Ce qui distingue les chrétiens syriens aujourd'hui, ce n'est pas seulement ce qu'ils ont enduré, mais aussi les choix que beaucoup font concernant l'avenir du pays depuis l'effondrement complet du régime d'Assad en décembre 2024. Alors que certaines voix ont évoqué la décentralisation, les arrangements fédéraux, voire la division selon des critères ethniques et religieux, les dirigeants chrétiens en Syrie ont toujours mis l'accent sur un État uni. Pour eux, la cohésion est primordiale – la citoyenneté plutôt que la partition.
Ce choix se répercute au-delà de la Syrie. À Washington et dans d’autres capitales, les minorités chrétiennes du Moyen-Orient sont souvent considérées comme un baromètre de la sécurité des minorités. Lors de réunions avec des défenseurs de la société civile syrienne, les législateurs américains reviennent à plusieurs reprises sur la même question : comment se portent les chrétiens syriens ?
Lorsque les membres du Congrès ont effectué un voyage historique l’année dernière pour rencontrer des dirigeants religieux du vieux Damas, de Sednaya et de Maaloula, ils ont entendu un message étonnamment cohérent : un optimisme prudent, un soutien au changement politique, un rejet de la partition et un appel à la levée des sanctions imposées par les États-Unis à Assad – afin que les Syriens puissent reconstruire leurs maisons et leurs moyens de subsistance.

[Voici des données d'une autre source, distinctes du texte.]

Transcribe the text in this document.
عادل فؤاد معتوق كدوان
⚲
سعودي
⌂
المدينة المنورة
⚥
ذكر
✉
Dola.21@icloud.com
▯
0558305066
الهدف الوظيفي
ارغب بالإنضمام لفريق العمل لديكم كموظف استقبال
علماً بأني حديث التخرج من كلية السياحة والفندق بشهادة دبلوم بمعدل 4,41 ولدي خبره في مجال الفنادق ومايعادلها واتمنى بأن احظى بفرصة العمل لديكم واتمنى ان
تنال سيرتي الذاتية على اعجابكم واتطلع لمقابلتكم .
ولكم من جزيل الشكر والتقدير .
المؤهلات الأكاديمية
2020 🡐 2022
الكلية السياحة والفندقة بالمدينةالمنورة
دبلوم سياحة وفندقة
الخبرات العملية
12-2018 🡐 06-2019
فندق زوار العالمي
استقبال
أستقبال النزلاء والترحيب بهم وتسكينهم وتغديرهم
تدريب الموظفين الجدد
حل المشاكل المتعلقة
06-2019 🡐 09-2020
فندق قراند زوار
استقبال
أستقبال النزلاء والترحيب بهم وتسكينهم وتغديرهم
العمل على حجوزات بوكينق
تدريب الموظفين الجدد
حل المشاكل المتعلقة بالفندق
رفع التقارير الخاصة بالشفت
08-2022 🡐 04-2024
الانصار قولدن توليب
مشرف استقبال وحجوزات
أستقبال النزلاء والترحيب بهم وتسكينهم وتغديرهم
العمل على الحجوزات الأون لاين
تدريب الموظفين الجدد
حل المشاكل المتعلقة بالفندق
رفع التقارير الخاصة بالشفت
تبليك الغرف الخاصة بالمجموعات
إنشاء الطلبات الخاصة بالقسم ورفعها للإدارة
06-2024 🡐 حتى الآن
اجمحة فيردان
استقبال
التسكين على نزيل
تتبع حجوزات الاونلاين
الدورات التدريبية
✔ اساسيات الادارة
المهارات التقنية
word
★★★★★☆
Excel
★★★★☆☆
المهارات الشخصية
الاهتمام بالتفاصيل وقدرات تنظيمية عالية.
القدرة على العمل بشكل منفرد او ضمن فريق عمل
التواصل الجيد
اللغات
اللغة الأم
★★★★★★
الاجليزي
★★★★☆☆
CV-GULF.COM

Ces messages façonnent les débats à l’étranger. Si les chrétiens syriens avaient réagi par la peur ou par le retrait, cela aurait pu renforcer les arguments en faveur de sanctions prolongées (qui ont maintenant été entièrement levées), d’un isolement plus profond ou d’une fragmentation sous la bannière de la « protection des minorités ». Au lieu de cela, leur message a été catégorique : l’unité plutôt que la division, l’égalité des citoyens contre le séparatisme, l’espoir contre la peur.
C’est important. Cela va à l’encontre des affirmations selon lesquelles la Syrie est vouée à une rupture sectaire. Cela affaiblit les agendas extérieurs qui voudraient redessiner les frontières. Et cela renforce les arguments en faveur de la reconstruction, de la souveraineté et d’un avenir civique partagé.
Le spectacle de chrétiens célébrant ouvertement aux côtés de leurs concitoyens n’était pas sans précédent. Ce qui semblait nouveau, c’était ce qu’il représentait : une insistance discrète, exprimée en public, sur le fait qu’une Syrie dans laquelle il vaut la peine de vivre doit être construite ensemble – ou elle ne sera pas construite du tout.
Un sapin de Noël aux portes du palais présidentiel ne certifie pas le succès d'une révolution. Mais cela reflète un pari public – des citoyens et de ce nouvel État – sur ce que pourrait être la prochaine Syrie : un pays où l'appartenance n'est pas accordée par la foi mais garantie indépendamment de celle-ci. Ce pari est fragile. C’est aussi, pour les Syriens de toutes origines, une raison de continuer à choisir l’unité plutôt que la peur.
Et c’est quelque chose de beau en quoi croire.